England’s Wark Castle Was Larger Than Thought

NORTHUMBERLAND, ENGLAND—Excavations have shown that Wark Castle, captured by the Scottish King James IV in 1513, one month before the Battle of Flodden, was twice as large as had been thought. “This helps us to understand why the castle was considered to be so important,” Chris Burgess, Flodden 1513 archaeology manager, told The Journal. After his victory at Flodden, the English King Henry VIII turned the castle, which is located on England’s side of the boundary between the two countries, into an artillery fortification and used it to prevent the Scots from crossing the River Tweed.   

Friday, April 18

Sections of the Great Wall of China Unearthed

BEIJING, CHINA—The Global Post reports that three sections of the Great Wall thought to have been constructed during the Qin Dynasty (221 B.C. to 206 B.C.) have been discovered in northwest China. The stone wall had been placed in a valley of the Yellow River in order to prevent foreign invaders from crossing the river when it was frozen.  

Physical Impact of the Trail of Tears and the Civil War Analyzed

RALEIGH, NORTH CAROLINA—Environmental stressors brought on by the Trail of Tears and the Civil War led to significant changes in the shape of skulls of members of the eastern and western bands of the Cherokee people, according to researchers from North Carolina State University and the University of Tennessee.
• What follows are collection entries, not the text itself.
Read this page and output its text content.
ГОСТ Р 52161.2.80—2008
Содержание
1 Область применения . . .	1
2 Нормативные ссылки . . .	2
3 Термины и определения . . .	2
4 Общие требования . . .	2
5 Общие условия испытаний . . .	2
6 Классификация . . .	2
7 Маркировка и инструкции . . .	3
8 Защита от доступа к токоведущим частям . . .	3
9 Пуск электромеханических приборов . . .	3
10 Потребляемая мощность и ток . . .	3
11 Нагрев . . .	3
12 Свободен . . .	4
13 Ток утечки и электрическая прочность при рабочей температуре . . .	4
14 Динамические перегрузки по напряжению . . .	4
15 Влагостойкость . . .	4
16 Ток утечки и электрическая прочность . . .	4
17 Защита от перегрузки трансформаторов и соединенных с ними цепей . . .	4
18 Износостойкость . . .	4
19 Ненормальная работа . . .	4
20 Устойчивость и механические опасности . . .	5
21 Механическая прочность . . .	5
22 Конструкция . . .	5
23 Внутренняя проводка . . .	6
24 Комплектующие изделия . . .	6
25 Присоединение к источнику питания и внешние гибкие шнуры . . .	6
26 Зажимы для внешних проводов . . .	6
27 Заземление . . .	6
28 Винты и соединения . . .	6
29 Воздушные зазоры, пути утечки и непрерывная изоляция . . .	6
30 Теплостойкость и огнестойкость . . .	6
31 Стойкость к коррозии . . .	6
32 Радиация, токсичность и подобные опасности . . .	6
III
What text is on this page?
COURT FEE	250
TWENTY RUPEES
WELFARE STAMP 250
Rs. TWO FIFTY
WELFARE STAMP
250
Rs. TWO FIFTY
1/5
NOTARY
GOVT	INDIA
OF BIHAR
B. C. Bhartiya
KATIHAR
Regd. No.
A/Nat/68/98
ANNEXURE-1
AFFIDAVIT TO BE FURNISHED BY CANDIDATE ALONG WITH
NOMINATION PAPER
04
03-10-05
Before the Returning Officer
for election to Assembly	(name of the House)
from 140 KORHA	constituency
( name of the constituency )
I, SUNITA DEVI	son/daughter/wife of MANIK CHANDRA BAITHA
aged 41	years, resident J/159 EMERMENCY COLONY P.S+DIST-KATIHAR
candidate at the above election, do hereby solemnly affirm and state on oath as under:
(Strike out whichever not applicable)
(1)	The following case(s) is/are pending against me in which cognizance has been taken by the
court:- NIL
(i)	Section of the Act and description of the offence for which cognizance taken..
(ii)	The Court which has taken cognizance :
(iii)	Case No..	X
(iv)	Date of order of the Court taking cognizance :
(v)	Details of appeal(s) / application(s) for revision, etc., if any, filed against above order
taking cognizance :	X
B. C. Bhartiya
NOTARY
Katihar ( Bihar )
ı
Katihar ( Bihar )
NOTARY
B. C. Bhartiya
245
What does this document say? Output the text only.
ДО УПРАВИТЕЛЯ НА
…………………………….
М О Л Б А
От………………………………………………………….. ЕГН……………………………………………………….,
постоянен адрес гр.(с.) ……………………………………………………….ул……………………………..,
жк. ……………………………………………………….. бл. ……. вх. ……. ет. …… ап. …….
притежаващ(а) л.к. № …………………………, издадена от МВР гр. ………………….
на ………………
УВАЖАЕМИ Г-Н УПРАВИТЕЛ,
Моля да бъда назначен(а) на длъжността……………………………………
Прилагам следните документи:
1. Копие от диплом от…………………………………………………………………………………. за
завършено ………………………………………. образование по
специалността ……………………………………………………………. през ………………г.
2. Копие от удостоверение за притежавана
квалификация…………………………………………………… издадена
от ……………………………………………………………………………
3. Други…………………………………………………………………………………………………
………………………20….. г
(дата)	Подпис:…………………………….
They analyzed data collected in the late nineteenth century by anthropologist Franz Boas, who measured the length and breadth of skulls from many Native American tribes. “When times are tough, people have less access to adequate nutrition and are at greater risk of disease. This study demonstrates the impact that those difficult times had on the physical growth of the Cherokee people,” Ann Ross of North Carolina State told Phys.org

Famous Civil War Gunboat May Have Been Found

GREENVILLE, SOUTH CAROLINA—The remains of the Planter, a ship commandeered in Charleston Harbor by a 23-year-old enslaved man named Robert Smalls, may have been found buried in ten feet of silt with scanning sonar and a magnetometer. Smalls and other African-American crewmembers took control of the transport steamer, picked up Smalls’ wife and children, and headed to the Union blockade in 1862. He surrendered the vessel, which was transformed into a Union gunboat with Smalls as its captain. The Planter eventually sank off Cape Romain in 1876. “We have probed down. We know there’s wood there and we know there’s metal there, but we don’t know absolutely whether it is or is not the Planter,” Gordon Watts of Tidewater Atlantic Research Inc. told Greenville Online. Smalls went on to serve five terms in Congress. The site will be monitored and protected. 

Revolutionary War Tunnel Preserved in South Carolina

NINETY SIX, SOUTH CAROLINA—Firefighters wearing breathing equipment are assisting a team from the University of South Florida with the exploration of a siege tunnel dating to the Revolutionary War. The tunnel was dug by Americans in 1781 during the siege of Ninety Six in order to place explosives underneath the loyalist-controlled Star Fort, but they were turned back and the explosion never occurred. The unfinished tunnel will be mapped and photographed in order to create 3-D models. “We can capture whole landscapes in hours, minutes as opposed to traditional archaeology that would be out here for weeks and months,” project leader Lori Collins told WNEM. The tunnel will be stabilized and preserved, but will be closed to visitors.